Sunday, September 2, 2012

Wallace Neutrality... don't fight the Fed


Miles Kimball gave me some help on understanding Wallace Neutrality, which in turn might help me understand more where Stephen Williamson is coming from when he says QE is irrelevant. I asked Miles:
I'm not sure if I entirely understand the Wallace neutrality argument.
If I may paraphrase, does it mean something like... the Fed could buy a bunch of stocks on the NYSE, and they might be able to push their prices up (their dividend rates down). But if they did so, the price of these stocks would rise above their intrinsic value and profit-seeking agents would immediately take the opposite side of the trade, thereby pushing the purchased stocks' value back to their intrinsic value. So in order for the Fed to permanently increase stock prices above their intrinsic value, there must be some sort of "friction" that prevents profit-seeking agents from taking the other side of the trade. Is that what it means?
Miles:
Yes... You said it very well.
That's a relief. Sometimes I have troubles translating the somewhat Spockian language of formal economics into words that are more comfortable to me, that being the daily lingua of the marketplace, trading, and investing.

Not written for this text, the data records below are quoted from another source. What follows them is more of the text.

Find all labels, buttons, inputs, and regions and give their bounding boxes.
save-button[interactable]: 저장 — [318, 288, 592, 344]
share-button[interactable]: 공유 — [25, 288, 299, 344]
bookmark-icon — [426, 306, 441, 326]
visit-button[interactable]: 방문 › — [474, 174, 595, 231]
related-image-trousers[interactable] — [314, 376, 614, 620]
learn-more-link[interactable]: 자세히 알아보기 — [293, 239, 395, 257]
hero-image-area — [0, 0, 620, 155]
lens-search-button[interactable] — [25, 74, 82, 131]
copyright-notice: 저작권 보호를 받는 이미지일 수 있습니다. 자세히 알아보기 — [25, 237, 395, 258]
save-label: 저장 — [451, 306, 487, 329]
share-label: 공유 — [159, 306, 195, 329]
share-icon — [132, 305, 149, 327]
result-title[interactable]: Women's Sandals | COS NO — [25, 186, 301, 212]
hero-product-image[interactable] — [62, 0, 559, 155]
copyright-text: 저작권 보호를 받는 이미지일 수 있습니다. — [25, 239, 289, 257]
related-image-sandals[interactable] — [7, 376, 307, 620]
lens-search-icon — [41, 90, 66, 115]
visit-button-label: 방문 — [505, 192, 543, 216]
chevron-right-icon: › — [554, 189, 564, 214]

To further re-translate, I'd say the idea of Wallace Neutrality falls in the same boat as the old trader's adage... don't fight the Fed. If traders believe the Fed is all-powerful and too strong to trade against, then the Fed can effectively change assets prices above or below what they should otherwise be. If traders think they can fight the Fed, then the Fed can't change asset prices - traders will collectively take the other side of any Fed action, canceling out any Fed-induced price changes. What "friction" motivates traders to believe they can or can't fight the Fed?

Here is my older post on Stephen Williamson's QE irrelevance. The frictions I point to in that post are the Fed's size relative to other actors in asset markets and the Fed's ambivalence to profits/losses in a environment in which all other actors are hypersensitive to profits/losses. In other words... don't fight the Fed. It's massively big and doesn't care if it loses on the trade.

Brad DeLong had a comment on the idea of Wallace Neutrality here. Miles goes into the idea of Wallace Neutrality again here.